The poem was written at a time of great industrialisation, just before the war and so perhaps provided a bleak atmosphere for Eliot to muse on.

In the first stanza, no people are mentioned at all, the narrator stands alone by "vacant lots". This immediately introduces feelings of isolation into the poem and contrasts to our preconceptions of cities being full of people. In fact, the narrator almost seems absent with the "lonely cab-horse"being the only sign of life. The horse also seems to reflect the feeling os the narrator and as he "steams and stamps," we become aware of the narrators restlessness and almost a sense of entrapment comes through, further emphasised by the harsh alliteration and heavy monosyllables.
The repeated references to the time further echo his agitation and underlying panic - "at four and five and six o'clock." The repeated monosyllabic words create an acceleration finally ending at a climax with "six o'clock."
Eliot also constantly emphasises the pollution and grimy quality of the city; "The burnt-out ends of smoky days," "grimy scraps ... and newspapers" and "ta blackened street."The colour black also emphasises the death of nature and beauty with it. In particular, Eliot uses the technique of taking something natural and potentially beautiful and turning it into rubbish. For example describing the fallen leaves as "withered" and swirling about your feet turns them into another kind of rubbish and later, Eliot talks of "sparrows in the gutters," which symbolises how nature has fallen under the industrialisation and also makes the sparrows appear to be rats.

"And then the lighting of the lamps" could be a reference to "And then there was light" in the bible, which would give us a sense of hope for the next day. However when "The morning comes to consciousness," the grime is still there, except now we are seeing it in a different light. The thick, pungent "smells of steaks" has become "faint stale smells of beer"which indicate that he has been drunk the night before and brings connotations of disorder and regret as subtly indicating that he might be trying to drown his sorrows. Furthermore, his lack of presence could suggest that he is claiming the entire city is trying to drown its sorrows, full of regret.
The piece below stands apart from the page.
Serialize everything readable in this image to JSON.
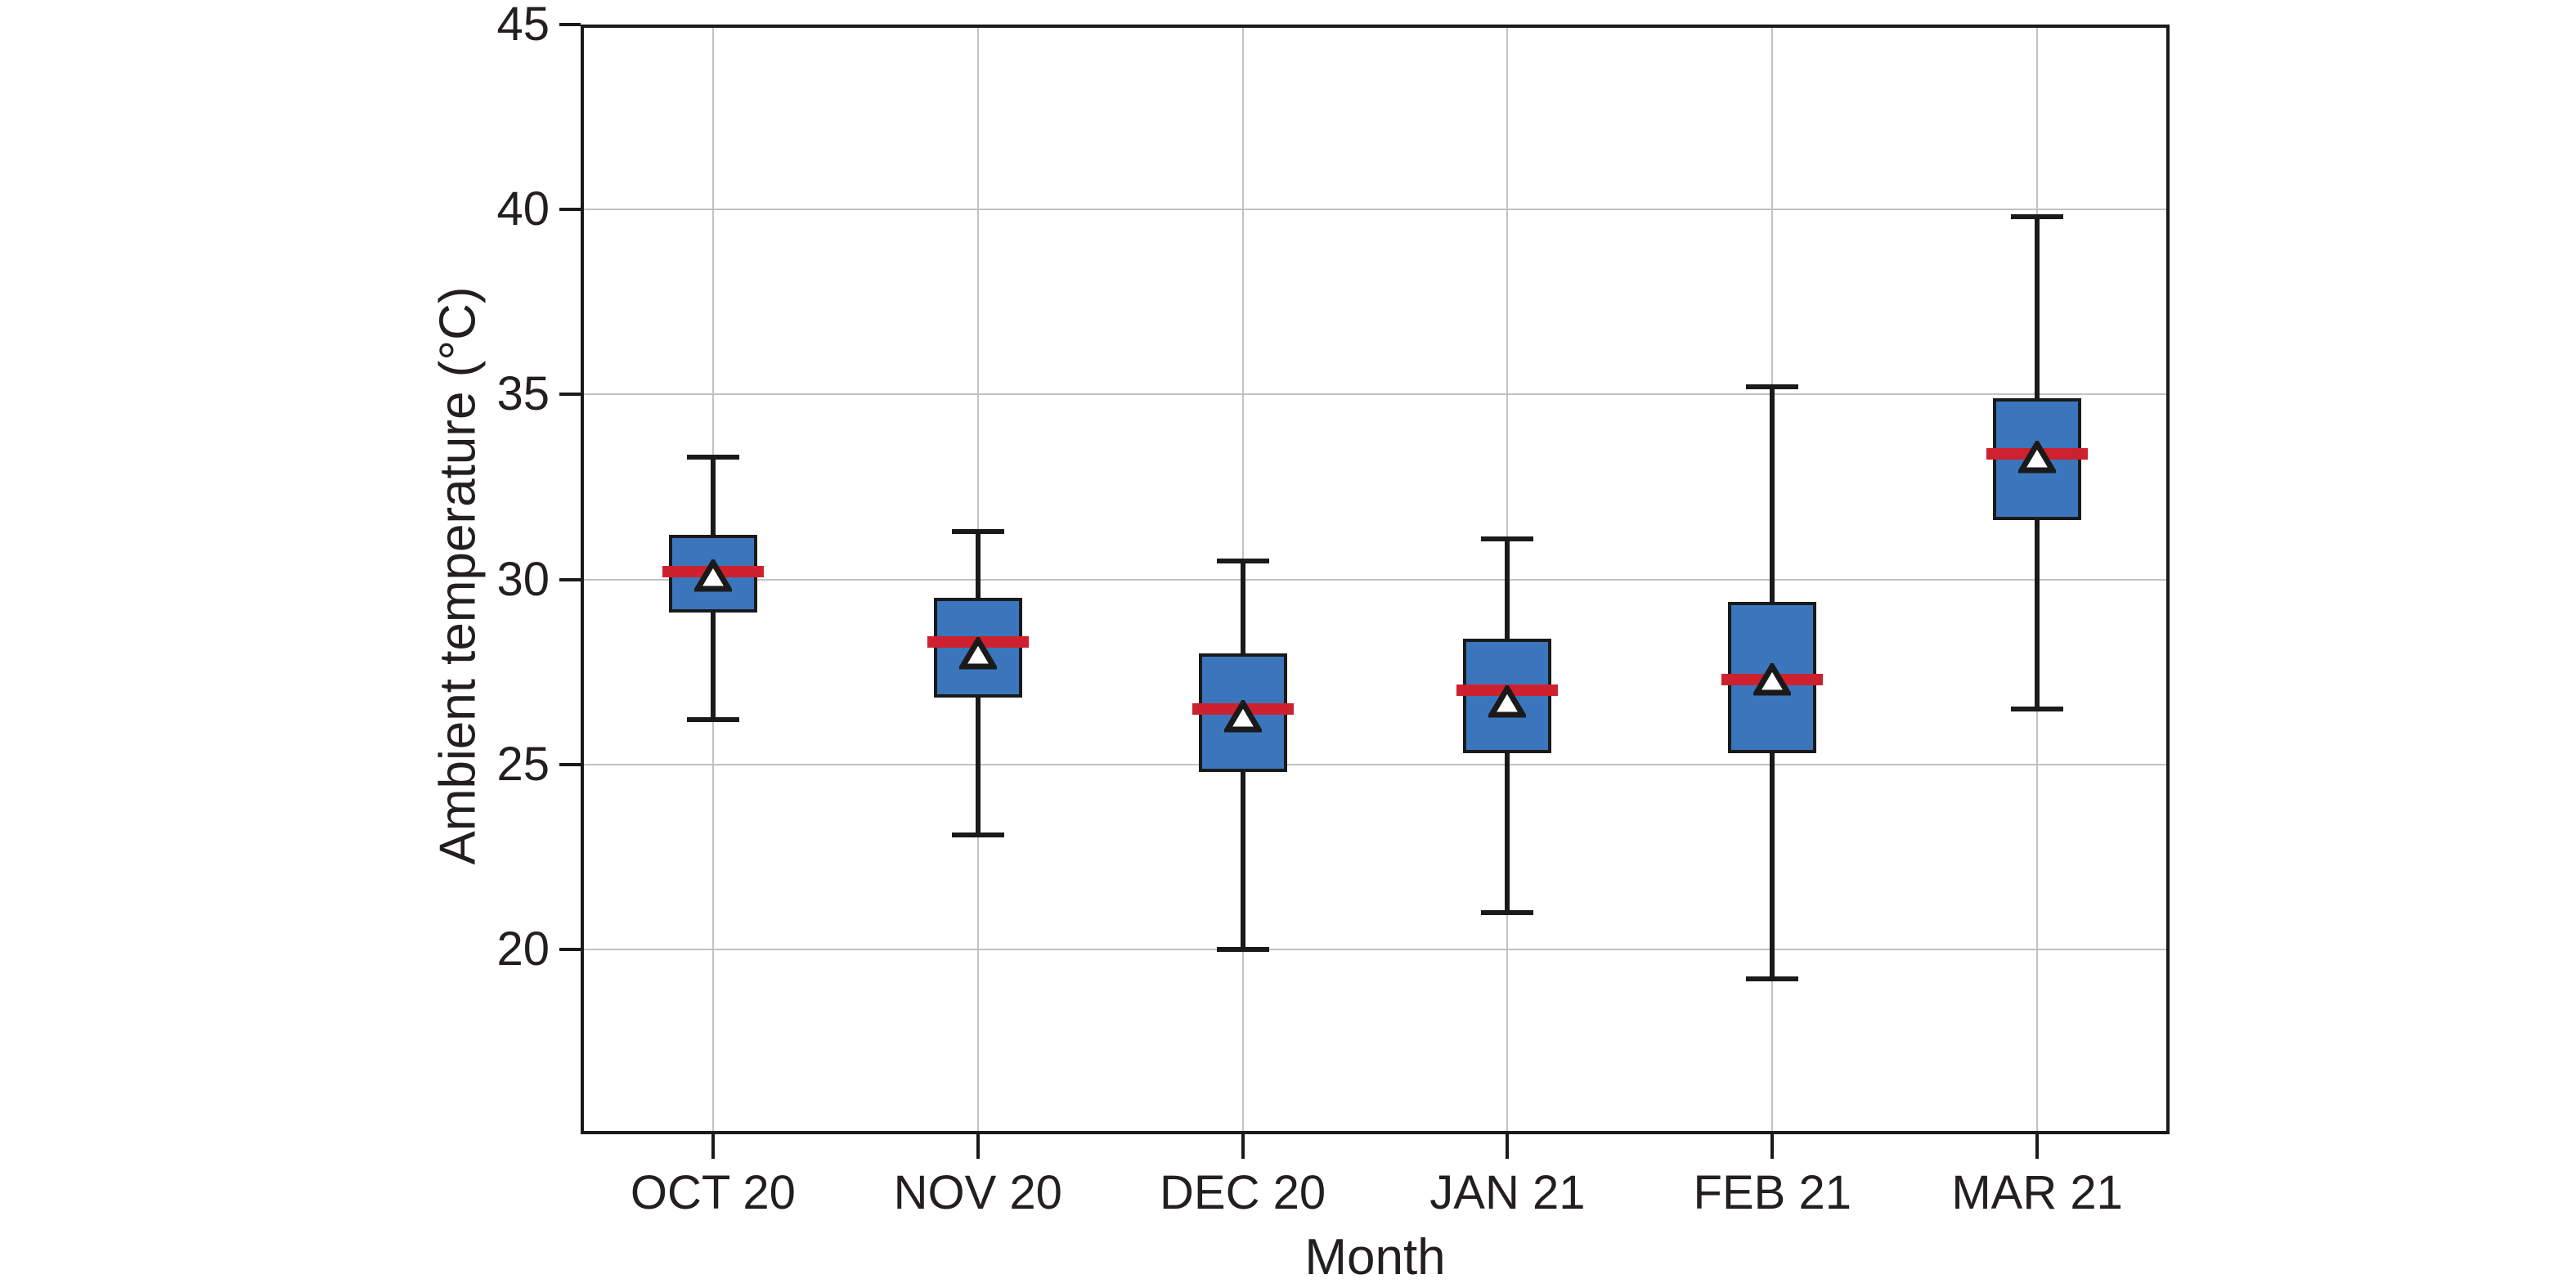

Also, Eliot's fragmentation of people by describing them only as body parts makes them seem almost like objects, lifeless and possessing no actual connection with each other.

At the time of writing this poem, many men were feeling insecure about their masculinity as women were gaining a more important role. This can be seen in stanza three in that the narrator doesn't seem to have any real contact with the prostitute, but merely observes her from a distance.
He also applies quite a judgemental tone towards the prostitute when he says "The thousand sordid images/ Of which your soul was constituted"but he then goes on to apply that judgement to the city itself; "You had such a vision of the street/ As the street hardly understands." His choice of the second person here also brings an implication of accusation to his writing.

"His soul stretched tight across the skies" brings to mind the idea of a crucifixion as if whomever "he" is, perhaps god? has given up his soul for the industrialisation that built the "city block." Furthermore the description of sunsets as "skies/ That fade behind a city block," emphasises the destruction of nature by the cities and the new industrious modern era.

The final stanza is quite ambiguous in its reference to "the notion of some infinitely gentle/ Infinitely suffering thing." Could it be nature or purity? as everything else in the poem seems to be dirtied. It could even be god who is suffering at the hands of humanity who are destroying the natural beauty which he made the world in. Then the direction to "wipe you hand across your mouth" adds the idea of uncleanliness again "and laugh"seems almost full of hatred an irony, rather than its normal connotations of happiness.